William Jones (1826-1901)

Written by Rebecca Moreton and Rob David

Occupations: Explorer and Polar Sledge Driver

William Jones  Born in Ruabon (near Llangollen), Denbighshire in 1826, the son of William Jones and Margaret Jenkins.  Jones lived in Ulverston between 1860 and 1862. 

Nothing is known for certain about his early life.  In 1857 he sailed with Captain Francis Leopold McClintock (1819-1907) aboard Fox [1857-59], on one of the many search voyages to find Sir John Franklin (1786-1847) and his vessels HMS Erebus and HMS Terror.  McClintock used dogs to supplement the more usual man-hauling of sledges, and Jones who had possibly learnt his dog handling skills as an employee of the Hudson’s Bay Company, was responsible for those dogs alongside two Inuit from west Greenland.  During the winter of 1858-9 it appears that he was one of the four expedition members who discovered the cairn at Point Victory on King William Island which contained the message that provided conclusive proof of what had happened to the expedition.  While sledging he discovered a flint and steel for striking a light, a relic of Franklin’s expedition, which was later given to the Royal Naval Museum at Greenwich.  

After the return of Fox to England in 1859 Jones married and came to live in Ulverston, probably in 1860.  He resided in Hart Street with his twenty year-old wife Mary, who was originally from London, and their young son who had been named John Franklin - a tribute one assumes to the commander of the original expedition. In 1861 Jones was employed in Ulverston as an iron merchant’s clerk.  At the same time he also acted as one of Ulverston’s honorary ‘lighthouse keepers’. This meant he was responsible for taking care of the Hoad Monument, the memorial to Sir John Barrow (1764-1848), which is so conspicuous on the approach to the town.

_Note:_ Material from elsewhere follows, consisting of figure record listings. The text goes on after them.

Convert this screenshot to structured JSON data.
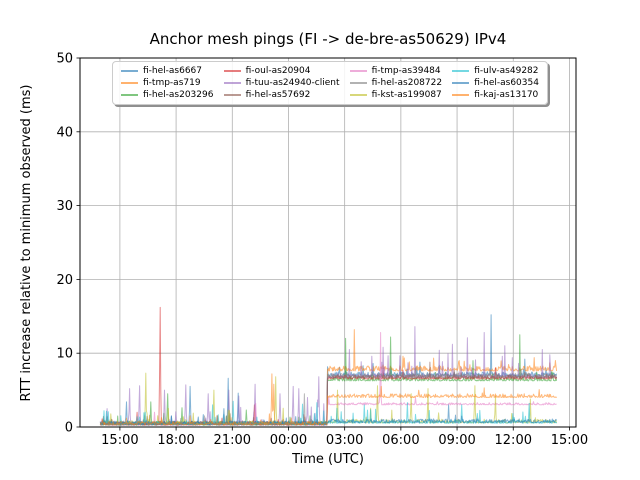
{
  "chart_data": {
    "type": "line",
    "title": "Anchor mesh pings (FI -> de-bre-as50629) IPv4",
    "xlabel": "Time (UTC)",
    "ylabel": "RTT increase relative to minimum observed (ms)",
    "ylim": [
      0,
      50
    ],
    "yticks": [
      0,
      10,
      20,
      30,
      40,
      50
    ],
    "xlim_hours": [
      12.87,
      39.35
    ],
    "xticks": [
      {
        "t": 15,
        "label": "15:00"
      },
      {
        "t": 18,
        "label": "18:00"
      },
      {
        "t": 21,
        "label": "21:00"
      },
      {
        "t": 24,
        "label": "00:00"
      },
      {
        "t": 27,
        "label": "03:00"
      },
      {
        "t": 30,
        "label": "06:00"
      },
      {
        "t": 33,
        "label": "09:00"
      },
      {
        "t": 36,
        "label": "12:00"
      },
      {
        "t": 39,
        "label": "15:00"
      }
    ],
    "grid": true,
    "legend_position": "upper center inside axes, 4 columns, 3 rows",
    "line_alpha": 0.55,
    "data_start_hour": 13.95,
    "data_end_hour": 38.3,
    "step_hour": 26.05,
    "step_note": "Most Helsinki-area series jump from ~0.4 ms to 3-8 ms at ~02:00 UTC",
    "series": [
      {
        "name": "fi-hel-as6667",
        "color": "#1f77b4",
        "base_before": 0.25,
        "base_after": 6.9,
        "jitter_before": 0.5,
        "jitter_after": 0.55,
        "spike_p": 0.03,
        "spike_amp": 1.3,
        "spikes": [
          [
            15.36,
            3.4
          ],
          [
            18.74,
            5.5
          ],
          [
            20.78,
            6.6
          ],
          [
            21.3,
            4.6
          ],
          [
            28.5,
            8.6
          ],
          [
            31.0,
            8.8
          ],
          [
            34.8,
            15.2
          ],
          [
            36.6,
            9.2
          ]
        ]
      },
      {
        "name": "fi-tmp-as719",
        "color": "#ff7f0e",
        "base_before": 0.3,
        "base_after": 7.6,
        "jitter_before": 0.5,
        "jitter_after": 0.7,
        "spike_p": 0.035,
        "spike_amp": 1.3,
        "spikes": [
          [
            23.1,
            7.2
          ],
          [
            23.2,
            5.8
          ],
          [
            27.5,
            13.2
          ],
          [
            30.1,
            9.6
          ],
          [
            33.1,
            9.0
          ],
          [
            37.1,
            9.4
          ]
        ]
      },
      {
        "name": "fi-hel-as203296",
        "color": "#2ca02c",
        "base_before": 0.25,
        "base_after": 6.25,
        "jitter_before": 0.5,
        "jitter_after": 0.5,
        "spike_p": 0.03,
        "spike_amp": 1.2,
        "spikes": [
          [
            16.66,
            3.4
          ],
          [
            17.55,
            4.5
          ],
          [
            18.3,
            2.6
          ],
          [
            21.75,
            2.3
          ],
          [
            27.05,
            12.0
          ],
          [
            29.45,
            12.2
          ],
          [
            33.85,
            9.0
          ],
          [
            36.35,
            12.5
          ]
        ]
      },
      {
        "name": "fi-oul-as20904",
        "color": "#d62728",
        "base_before": 0.25,
        "base_after": 6.5,
        "jitter_before": 0.45,
        "jitter_after": 0.5,
        "spike_p": 0.025,
        "spike_amp": 1.1,
        "spikes": [
          [
            15.9,
            2.0
          ],
          [
            17.15,
            16.2
          ],
          [
            22.17,
            3.0
          ],
          [
            29.05,
            8.0
          ],
          [
            35.05,
            8.0
          ]
        ]
      },
      {
        "name": "fi-tuu-as24940-client",
        "color": "#9467bd",
        "base_before": 0.35,
        "base_after": 6.7,
        "jitter_before": 0.5,
        "jitter_after": 0.55,
        "spike_p": 0.05,
        "spike_amp": 3.2,
        "spikes": [
          [
            14.3,
            2.5
          ],
          [
            15.5,
            5.2
          ],
          [
            16.05,
            5.6
          ],
          [
            17.4,
            5.0
          ],
          [
            18.5,
            5.7
          ],
          [
            19.7,
            4.5
          ],
          [
            20.8,
            5.0
          ],
          [
            21.35,
            4.2
          ],
          [
            22.2,
            5.8
          ],
          [
            23.55,
            4.5
          ],
          [
            24.25,
            5.5
          ],
          [
            24.55,
            5.2
          ],
          [
            25.0,
            4.0
          ],
          [
            25.6,
            6.8
          ],
          [
            27.25,
            10.5
          ],
          [
            28.45,
            9.6
          ],
          [
            29.05,
            10.8
          ],
          [
            30.75,
            13.6
          ],
          [
            32.05,
            10.4
          ],
          [
            32.75,
            11.2
          ],
          [
            33.55,
            12.1
          ],
          [
            34.45,
            12.8
          ],
          [
            35.55,
            11.0
          ],
          [
            35.95,
            9.4
          ],
          [
            37.55,
            10.5
          ],
          [
            37.95,
            9.8
          ]
        ]
      },
      {
        "name": "fi-hel-as57692",
        "color": "#8c564b",
        "base_before": 0.3,
        "base_after": 6.6,
        "jitter_before": 0.45,
        "jitter_after": 0.5,
        "spike_p": 0.025,
        "spike_amp": 1.1,
        "spikes": [
          [
            20.9,
            1.8
          ],
          [
            31.55,
            8.8
          ]
        ]
      },
      {
        "name": "fi-tmp-as39484",
        "color": "#e377c2",
        "base_before": 0.25,
        "base_after": 3.0,
        "jitter_before": 0.4,
        "jitter_after": 0.3,
        "spike_p": 0.015,
        "spike_amp": 0.9,
        "spikes": [
          [
            16.85,
            2.0
          ],
          [
            22.25,
            3.2
          ],
          [
            28.9,
            12.8
          ]
        ]
      },
      {
        "name": "fi-hel-as208722",
        "color": "#7f7f7f",
        "base_before": 0.3,
        "base_after": 6.8,
        "jitter_before": 0.45,
        "jitter_after": 0.5,
        "spike_p": 0.03,
        "spike_amp": 1.2,
        "spikes": [
          [
            19.5,
            1.5
          ],
          [
            24.85,
            4.5
          ]
        ]
      },
      {
        "name": "fi-kst-as199087",
        "color": "#bcbd22",
        "base_before": 0.35,
        "base_after": 0.55,
        "jitter_before": 0.5,
        "jitter_after": 0.5,
        "spike_p": 0.04,
        "spike_amp": 2.2,
        "spikes": [
          [
            16.4,
            7.3
          ],
          [
            20.0,
            5.0
          ],
          [
            23.3,
            6.8
          ],
          [
            26.6,
            5.0
          ],
          [
            28.75,
            5.6
          ],
          [
            30.55,
            4.5
          ],
          [
            31.45,
            5.2
          ],
          [
            33.95,
            5.6
          ],
          [
            35.05,
            4.2
          ],
          [
            36.9,
            3.8
          ]
        ]
      },
      {
        "name": "fi-ulv-as49282",
        "color": "#17becf",
        "base_before": 0.3,
        "base_after": 0.5,
        "jitter_before": 0.45,
        "jitter_after": 0.45,
        "spike_p": 0.04,
        "spike_amp": 1.8,
        "spikes": [
          [
            14.16,
            2.2
          ],
          [
            19.95,
            3.0
          ],
          [
            21.05,
            3.5
          ],
          [
            24.76,
            3.1
          ],
          [
            25.5,
            3.3
          ],
          [
            28.05,
            3.0
          ],
          [
            30.35,
            3.3
          ],
          [
            33.25,
            3.0
          ],
          [
            36.85,
            3.2
          ]
        ]
      },
      {
        "name": "fi-hel-as60354",
        "color": "#1f77b4",
        "base_before": 0.35,
        "base_after": 0.6,
        "jitter_before": 0.5,
        "jitter_after": 0.5,
        "spike_p": 0.03,
        "spike_amp": 1.2,
        "spikes": [
          [
            20.55,
            2.5
          ],
          [
            32.55,
            3.0
          ]
        ]
      },
      {
        "name": "fi-kaj-as13170",
        "color": "#ff7f0e",
        "base_before": 0.3,
        "base_after": 4.0,
        "jitter_before": 0.45,
        "jitter_after": 0.5,
        "spike_p": 0.02,
        "spike_amp": 1.0,
        "spikes": [
          [
            28.95,
            5.5
          ],
          [
            34.45,
            5.3
          ]
        ]
      }
    ]
  }
}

As keeper, he also accompanied visitors to the monument, including Sir John Franklin’s widow, his second wife Lady Jane Franklin (1792-1875) and her niece Sophia Cracroft, in 1860.  His participation in the Fox expedition would no doubt have been of particular interest to Lady Jane.   Inside the monument there is a plaque listing the keepers which includes William Jones and references his involvement in the search expedition: ‘William Jones, late Arctic Yacht “Fox” 1860-1862’. While keeper, a local newspaper reported that he became stranded in the monument for three days due to a painful knee and that he went without drink or company throughout that time. One wonders whether his adventures aboard Fox provided good training and experience for such an isolating and difficult experience!  A few weeks later he gave those in the town an insight into his time as part of the search expedition. During a lecture at the infant school he told of many aspects of the expedition, from the preparation of the ship, to the locations visited en-route, and of the relics found from Franklin’s earlier expedition.  Although he was clearly an accomplished dog driver, he was not an accomplished speaker, as the report of the lecture lamented that he did not speak loudly enough, and few could hear what he had to say!

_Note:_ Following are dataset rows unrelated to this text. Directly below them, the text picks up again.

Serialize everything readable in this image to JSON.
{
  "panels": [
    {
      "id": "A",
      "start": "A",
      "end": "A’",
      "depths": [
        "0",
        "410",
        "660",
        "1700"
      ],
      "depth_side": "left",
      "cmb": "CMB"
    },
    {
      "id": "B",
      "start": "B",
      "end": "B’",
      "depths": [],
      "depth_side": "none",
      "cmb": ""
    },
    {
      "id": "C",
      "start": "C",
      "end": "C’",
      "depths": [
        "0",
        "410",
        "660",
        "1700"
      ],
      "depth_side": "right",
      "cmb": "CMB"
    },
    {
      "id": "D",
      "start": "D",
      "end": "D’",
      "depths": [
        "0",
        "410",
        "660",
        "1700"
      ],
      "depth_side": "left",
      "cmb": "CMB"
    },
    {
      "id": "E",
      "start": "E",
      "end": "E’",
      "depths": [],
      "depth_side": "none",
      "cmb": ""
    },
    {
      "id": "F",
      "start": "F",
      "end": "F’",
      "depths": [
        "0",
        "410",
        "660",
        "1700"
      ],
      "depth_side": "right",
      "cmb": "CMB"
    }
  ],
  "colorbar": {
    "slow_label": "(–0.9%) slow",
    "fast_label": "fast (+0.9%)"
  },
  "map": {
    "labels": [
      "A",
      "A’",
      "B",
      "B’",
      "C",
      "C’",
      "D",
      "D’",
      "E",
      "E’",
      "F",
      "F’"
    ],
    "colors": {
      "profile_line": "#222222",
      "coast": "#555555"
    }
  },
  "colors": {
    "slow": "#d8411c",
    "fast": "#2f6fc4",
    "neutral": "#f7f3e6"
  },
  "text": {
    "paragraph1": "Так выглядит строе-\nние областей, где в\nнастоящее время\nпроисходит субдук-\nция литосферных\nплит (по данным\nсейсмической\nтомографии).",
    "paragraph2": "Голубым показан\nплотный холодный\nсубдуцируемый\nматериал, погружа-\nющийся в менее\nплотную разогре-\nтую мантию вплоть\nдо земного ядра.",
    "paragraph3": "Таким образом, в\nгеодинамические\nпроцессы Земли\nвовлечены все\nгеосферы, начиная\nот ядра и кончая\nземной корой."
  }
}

At some point in the early 1860s (possibly in 1862 when he ceased to be keeper of the Hoad Monument), the family moved to London, initially living near the Strand, and by 1871 living near the Tower of London. By this time John Franklin Jones had been joined by three sisters (Lydia b.1861; Marian b.1865; Ada b.1869) and a brother (William T. b.1869).  William was a sack merchant’s clerk.  There is no further information about William Jones’s later life, but he appears to have died before the 1901 census when Mary is referred to as a widow.  At that time his son, John Franklin Jones, clearly not inspired by the person after whom he was named, was employed as a railway clerk!

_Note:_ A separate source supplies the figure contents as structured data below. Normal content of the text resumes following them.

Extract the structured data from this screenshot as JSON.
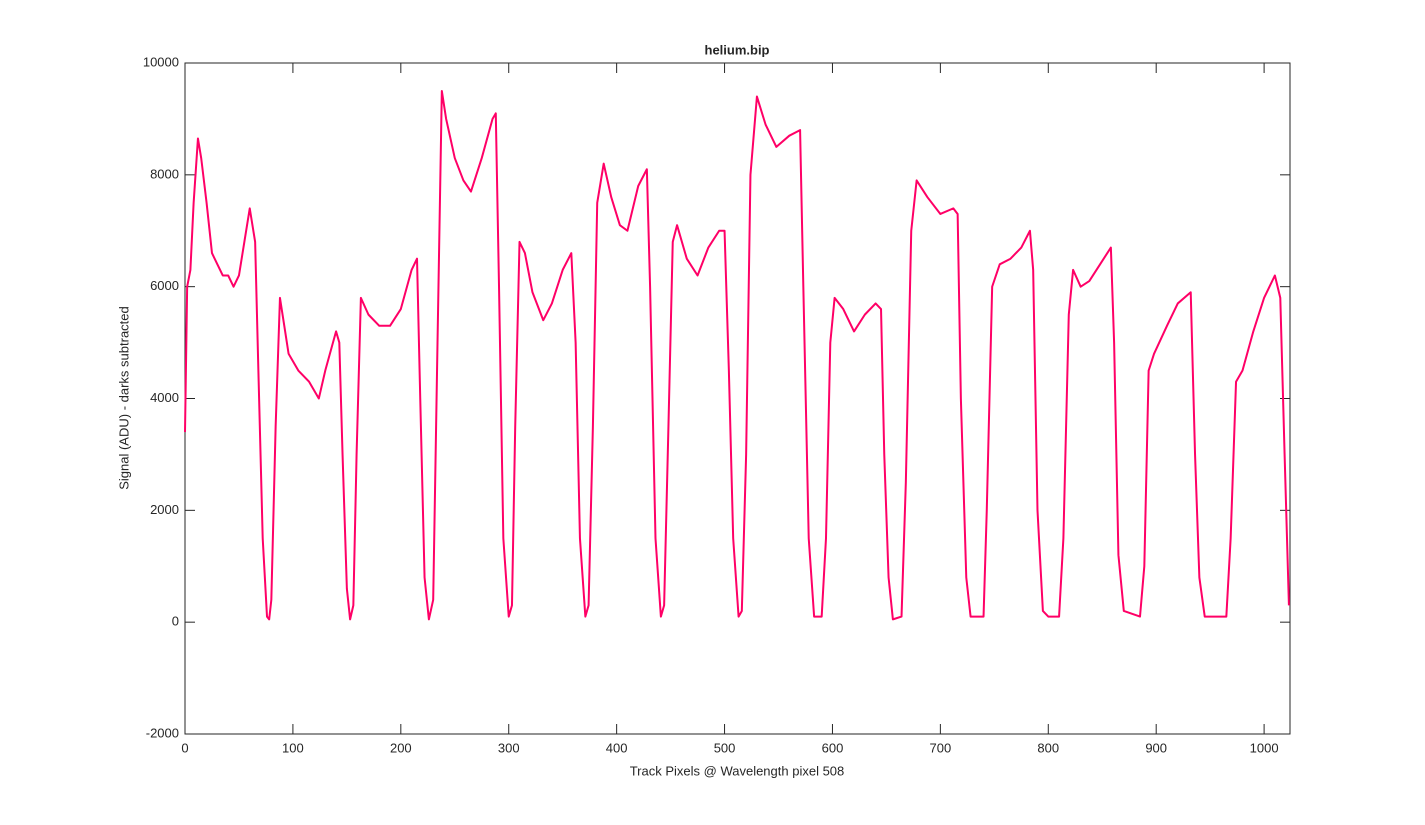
{
  "chart_data": {
    "type": "line",
    "title": "helium.bip",
    "x_label": "Track Pixels @ Wavelength pixel 508",
    "y_label": "Signal (ADU) - darks subtracted",
    "xlim": [
      0,
      1024
    ],
    "ylim": [
      -2000,
      10000
    ],
    "xticks": [
      0,
      100,
      200,
      300,
      400,
      500,
      600,
      700,
      800,
      900,
      1000
    ],
    "yticks": [
      -2000,
      0,
      2000,
      4000,
      6000,
      8000,
      10000
    ],
    "x": [
      0,
      2,
      5,
      8,
      12,
      15,
      20,
      25,
      30,
      35,
      40,
      45,
      50,
      55,
      60,
      65,
      68,
      72,
      76,
      78,
      80,
      84,
      88,
      92,
      96,
      105,
      115,
      124,
      130,
      140,
      143,
      146,
      150,
      153,
      156,
      159,
      163,
      170,
      180,
      190,
      200,
      210,
      215,
      218,
      222,
      226,
      230,
      234,
      238,
      242,
      250,
      258,
      265,
      275,
      285,
      288,
      291,
      295,
      300,
      303,
      306,
      310,
      315,
      322,
      332,
      340,
      350,
      358,
      362,
      366,
      371,
      374,
      378,
      382,
      388,
      395,
      403,
      410,
      420,
      428,
      431,
      436,
      441,
      444,
      448,
      452,
      456,
      465,
      475,
      485,
      495,
      500,
      504,
      508,
      513,
      516,
      520,
      524,
      530,
      538,
      548,
      560,
      570,
      573,
      578,
      583,
      590,
      594,
      598,
      602,
      610,
      620,
      630,
      640,
      645,
      648,
      652,
      656,
      664,
      668,
      673,
      678,
      688,
      700,
      712,
      716,
      719,
      724,
      728,
      740,
      743,
      748,
      755,
      765,
      775,
      783,
      786,
      790,
      795,
      800,
      810,
      814,
      819,
      823,
      830,
      838,
      848,
      858,
      861,
      865,
      870,
      885,
      889,
      893,
      898,
      910,
      920,
      932,
      936,
      940,
      945,
      965,
      969,
      974,
      980,
      990,
      1000,
      1010,
      1015,
      1019,
      1023
    ],
    "series": [
      {
        "color": "#ff0066",
        "values": [
          3400,
          6000,
          6300,
          7500,
          8650,
          8300,
          7500,
          6600,
          6400,
          6200,
          6200,
          6000,
          6200,
          6800,
          7400,
          6800,
          4500,
          1500,
          100,
          50,
          400,
          3500,
          5800,
          5300,
          4800,
          4500,
          4300,
          4000,
          4500,
          5200,
          5000,
          3000,
          600,
          50,
          300,
          3000,
          5800,
          5500,
          5300,
          5300,
          5600,
          6300,
          6500,
          4000,
          800,
          50,
          400,
          5000,
          9500,
          9000,
          8300,
          7900,
          7700,
          8300,
          9000,
          9100,
          6000,
          1500,
          100,
          300,
          3500,
          6800,
          6600,
          5900,
          5400,
          5700,
          6300,
          6600,
          5000,
          1500,
          100,
          300,
          3500,
          7500,
          8200,
          7600,
          7100,
          7000,
          7800,
          8100,
          6000,
          1500,
          100,
          300,
          3500,
          6800,
          7100,
          6500,
          6200,
          6700,
          7000,
          7000,
          4500,
          1500,
          100,
          200,
          3000,
          8000,
          9400,
          8900,
          8500,
          8700,
          8800,
          6000,
          1500,
          100,
          100,
          1500,
          5000,
          5800,
          5600,
          5200,
          5500,
          5700,
          5600,
          3000,
          800,
          50,
          100,
          2500,
          7000,
          7900,
          7600,
          7300,
          7400,
          7300,
          4000,
          800,
          100,
          100,
          2000,
          6000,
          6400,
          6500,
          6700,
          7000,
          6300,
          2000,
          200,
          100,
          100,
          1500,
          5500,
          6300,
          6000,
          6100,
          6400,
          6700,
          5000,
          1200,
          200,
          100,
          1000,
          4500,
          4800,
          5300,
          5700,
          5900,
          3000,
          800,
          100,
          100,
          1500,
          4300,
          4500,
          5200,
          5800,
          6200,
          5800,
          3000,
          300
        ]
      }
    ]
  }
}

Sources: F.L. McClintock, The Voyage of the ‘Fox’ in the Arctic Seas (London, 1859); C. Holland. Arctic Exploration and Development c.500BC to 1915: An Encyclopaedia (New York, 1994); R. David, ‘Building “That Best Monument”: Memorialising Sir John Barrow at Ulverston’, Transactions of the cumbrland and Westmorland Antiquarian and Archaeological Society, CW3, Vol VIII (2008), 189-206;  R. David. In Search of Arctic Wonders: Cumbria and the Arctic in the Eighteenth and Nineteenth Centuries (Kendal, 2013); Ulverston Mirror, (2 June 1860); Soulby’s Ulverston Advertiser, (4 Oct 1860); 1861 Census; 1871 Census, 1901 Census.